Invoking Agents Directly
Direct agent invocation provides a powerful technique for isolating and testing individual agents outside of normal user workflows. This approach helps you verify that specific agents work correctly in isolation, making it easier to determine whether problems lie within agent logic or in the broader system interactions.
You can invoke agents directly through two primary methods: using the web UI's agent selection dropdown for quick testing, or sending messages directly through the Solace event broker for more controlled testing scenarios.
The Solace event broker-based approach gives you complete control over message content and timing, making it ideal for testing edge cases, error conditions, or specific message formats that might be difficult to generate through normal user interactions.
Using Tools for Direct Message Testing
Several tools facilitate direct message testing, each suited to different debugging scenarios:
Solace Try Me VSCode Extension: Integrates directly into your development environment, making it convenient to test messages without switching contexts. This tool is particularly useful during active development when you need to quickly verify agent behavior.
Solace Try Me (STM) CLI Tool: Provides command-line access for scripted testing and automation. This tool excels in scenarios where you need to send multiple test messages or integrate testing into automated workflows.
Formatting Messages for Direct Invocation
Understanding the exact message format is crucial for successful direct agent testing. The following structure represents how the Agent Mesh framework expects messages to be formatted:
Topic Structure:
[NAME_SPACES]a2a/v1/agent/request/<agent_name>
Replace <agent_name> with the specific agent you want to test. The namespace prefix should match your system configuration.
Required User Properties:
userId: test-0000
clientId: test-0000
replyTo: [NAME_SPACES]a2a/v1/gateway/response/0000000/task-0000000
a2aUserConfig: {}
These properties provide essential context that agents expect, including user identification and response routing information.
Message Payload:
{
"jsonrpc": "2.0",
"id": "000000000",
"method": "tasks/sendSubscribe",
"params": {
"id": "task-0000000",
"sessionId": "web-session-00000000",
"message": {
"role": "user",
"parts": [
{
"type": "text",
"text": "Hello World!"
}
]
},
"acceptedOutputModes": [
"text"
],
"metadata": {
"system_purpose": "The system is an AI Chatbot with agentic capabilities. It uses the agents available to provide information, reasoning and general assistance for the users in this system. **Always return useful artifacts and files that you create to the user.** Provide a status update before each tool call. Your external name is Agent Mesh.\n",
"response_format": "Responses should be clear, concise, and professionally toned. Format responses to the user in Markdown using appropriate formatting.\n"
}
}
}
Expected Response Topic:
[NAME_SPACES]a2a/v1/gateway/response/0000000/task-0000000
Subscribe to this topic to receive the agent's response. The response will follow the same JSON-RPC format and contain the agent's output.

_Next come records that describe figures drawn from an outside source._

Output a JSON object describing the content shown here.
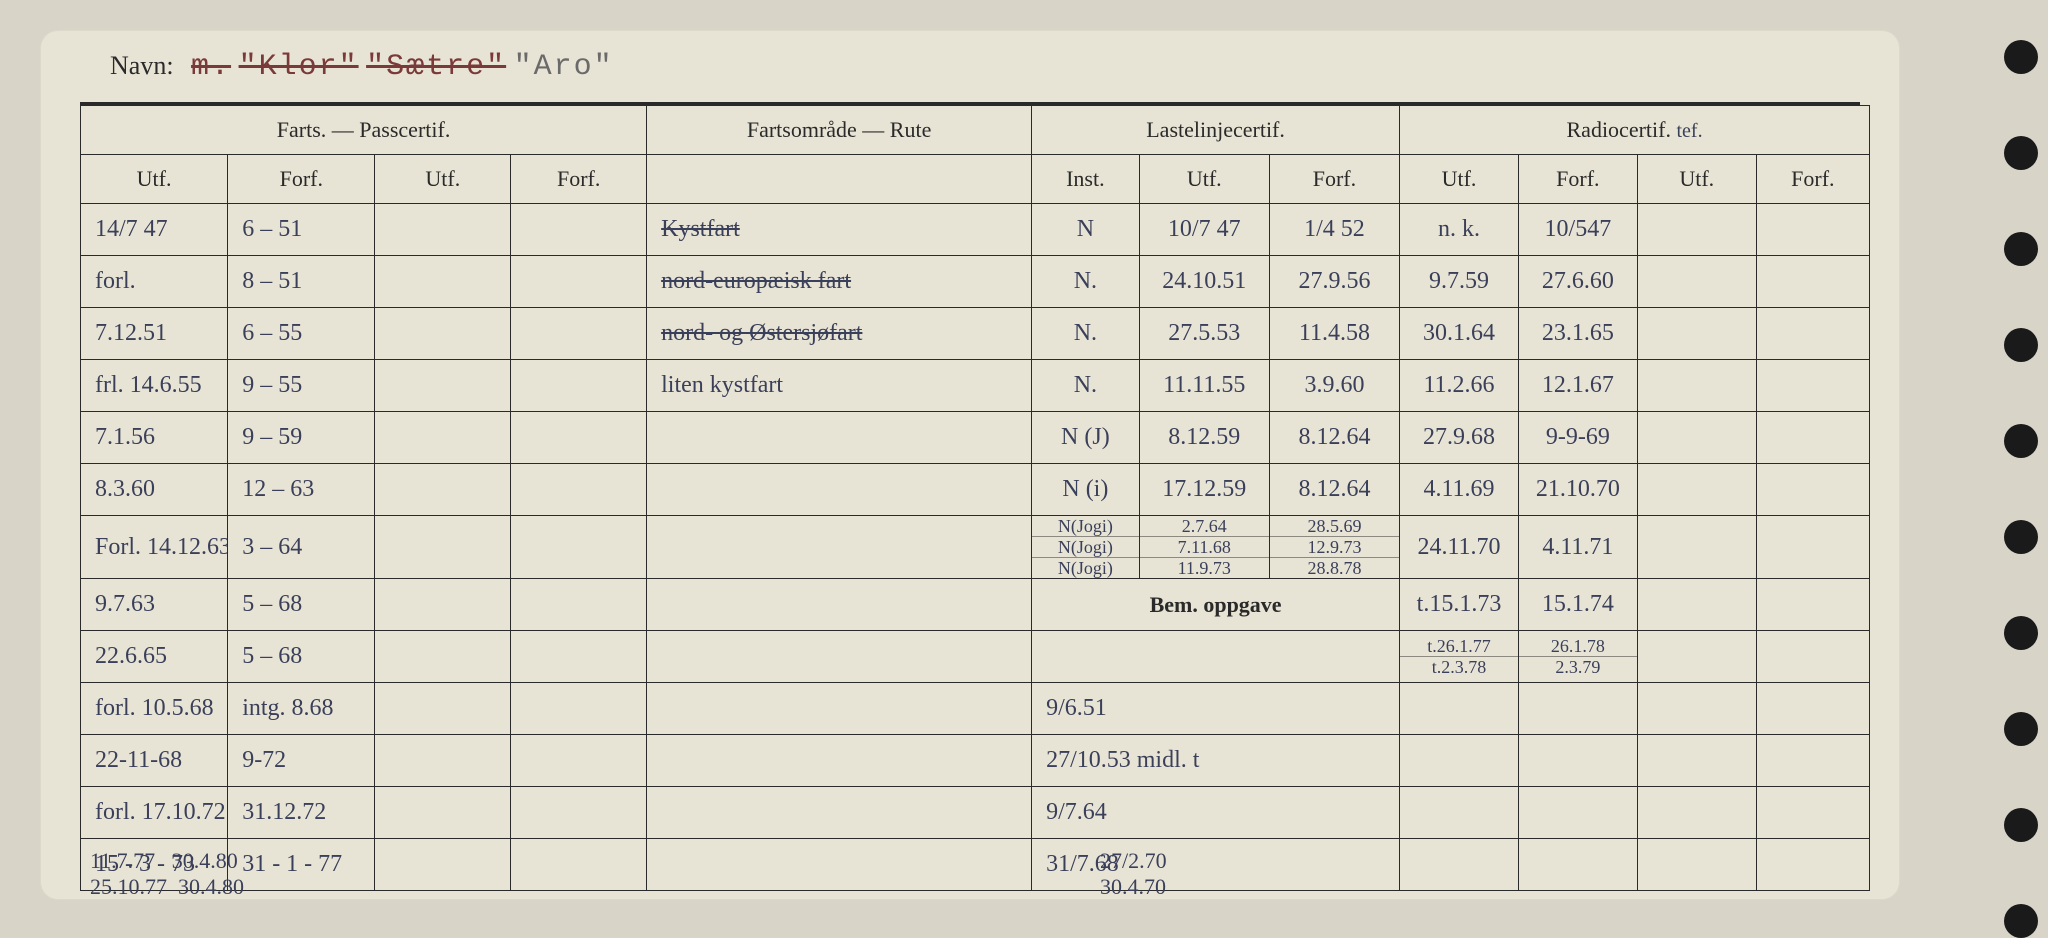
{
  "title": {
    "label": "Navn:",
    "prefix": "m.",
    "name1": "\"Klor\"",
    "name2": "\"Sætre\"",
    "name3": "\"Aro\""
  },
  "headers": {
    "farts": "Farts. — Passcertif.",
    "rute": "Fartsområde — Rute",
    "laste": "Lastelinjecertif.",
    "radio": "Radiocertif.",
    "radio_annot": "tef.",
    "utf": "Utf.",
    "forf": "Forf.",
    "inst": "Inst.",
    "bem": "Bem. oppgave"
  },
  "rows": [
    {
      "f_utf": "14/7 47",
      "f_forf": "6 – 51",
      "rute": "Kystfart",
      "rute_strike": true,
      "inst": "N",
      "l_utf": "10/7 47",
      "l_forf": "1/4 52",
      "r_utf": "n. k.",
      "r_forf": "10/547"
    },
    {
      "f_utf": "forl.",
      "f_forf": "8 – 51",
      "rute": "nord-europæisk fart",
      "rute_strike": true,
      "inst": "N.",
      "l_utf": "24.10.51",
      "l_forf": "27.9.56",
      "r_utf": "9.7.59",
      "r_forf": "27.6.60"
    },
    {
      "f_utf": "7.12.51",
      "f_forf": "6 – 55",
      "rute": "nord- og Østersjøfart",
      "rute_strike": true,
      "inst": "N.",
      "l_utf": "27.5.53",
      "l_forf": "11.4.58",
      "r_utf": "30.1.64",
      "r_forf": "23.1.65"
    },
    {
      "f_utf": "frl. 14.6.55",
      "f_forf": "9 – 55",
      "rute": "liten kystfart",
      "inst": "N.",
      "l_utf": "11.11.55",
      "l_forf": "3.9.60",
      "r_utf": "11.2.66",
      "r_forf": "12.1.67"
    },
    {
      "f_utf": "7.1.56",
      "f_forf": "9 – 59",
      "inst": "N (J)",
      "l_utf": "8.12.59",
      "l_forf": "8.12.64",
      "r_utf": "27.9.68",
      "r_forf": "9-9-69"
    },
    {
      "f_utf": "8.3.60",
      "f_forf": "12 – 63",
      "inst": "N (i)",
      "l_utf": "17.12.59",
      "l_forf": "8.12.64",
      "r_utf": "4.11.69",
      "r_forf": "21.10.70"
    },
    {
      "f_utf": "Forl. 14.12.63",
      "f_forf": "3 – 64",
      "inst_multi": [
        "N(Jogi)",
        "N(Jogi)",
        "N(Jogi)"
      ],
      "l_utf_multi": [
        "2.7.64",
        "7.11.68",
        "11.9.73"
      ],
      "l_forf_multi": [
        "28.5.69",
        "12.9.73",
        "28.8.78"
      ],
      "r_utf": "24.11.70",
      "r_forf": "4.11.71"
    },
    {
      "f_utf": "9.7.63",
      "f_forf": "5 – 68",
      "r_utf": "t.15.1.73",
      "r_forf": "15.1.74",
      "bem_header": true
    },
    {
      "f_utf": "22.6.65",
      "f_forf": "5 – 68",
      "bem": "",
      "r_utf_multi": [
        "t.26.1.77",
        "t.2.3.78"
      ],
      "r_forf_multi": [
        "26.1.78",
        "2.3.79"
      ]
    },
    {
      "f_utf": "forl. 10.5.68",
      "f_forf": "intg. 8.68",
      "bem": "9/6.51"
    },
    {
      "f_utf": "22-11-68",
      "f_forf": "9-72",
      "bem": "27/10.53 midl. t"
    },
    {
      "f_utf": "forl. 17.10.72",
      "f_forf": "31.12.72",
      "bem": "9/7.64"
    },
    {
      "f_utf": "15 - 3 - 73",
      "f_forf": "31 - 1 - 77",
      "bem": "31/7.68"
    }
  ],
  "overflow": [
    {
      "f_utf": "11.7.77",
      "f_forf": "30.4.80",
      "bem": "27/2.70"
    },
    {
      "f_utf": "25.10.77",
      "f_forf": "30.4.80",
      "bem": "30.4.70"
    }
  ],
  "colors": {
    "card_bg": "#e8e4d5",
    "page_bg": "#d8d4c8",
    "ink": "#3a3f5a",
    "print": "#2a2a2a",
    "red_type": "#7b3a3a"
  }
}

By sending carefully crafted requests and observing responses, you can verify agent behavior in complete isolation. This technique helps distinguish between agent-specific issues and broader system problems, significantly streamlining your debugging process.
Analyzing System Logs
System logs serve as your comprehensive record of application behavior, capturing everything from routine operations to error conditions. These logs provide a different perspective than STIM files or Solace event broker monitoring—they focus on internal application state and framework behavior rather than message flows.
Understanding system logs becomes crucial when debugging issues related to agent initialization, configuration problems, or internal framework errors that might not be visible through other observability tools.
For detailed information about configuring system logs, see Logging Configuration.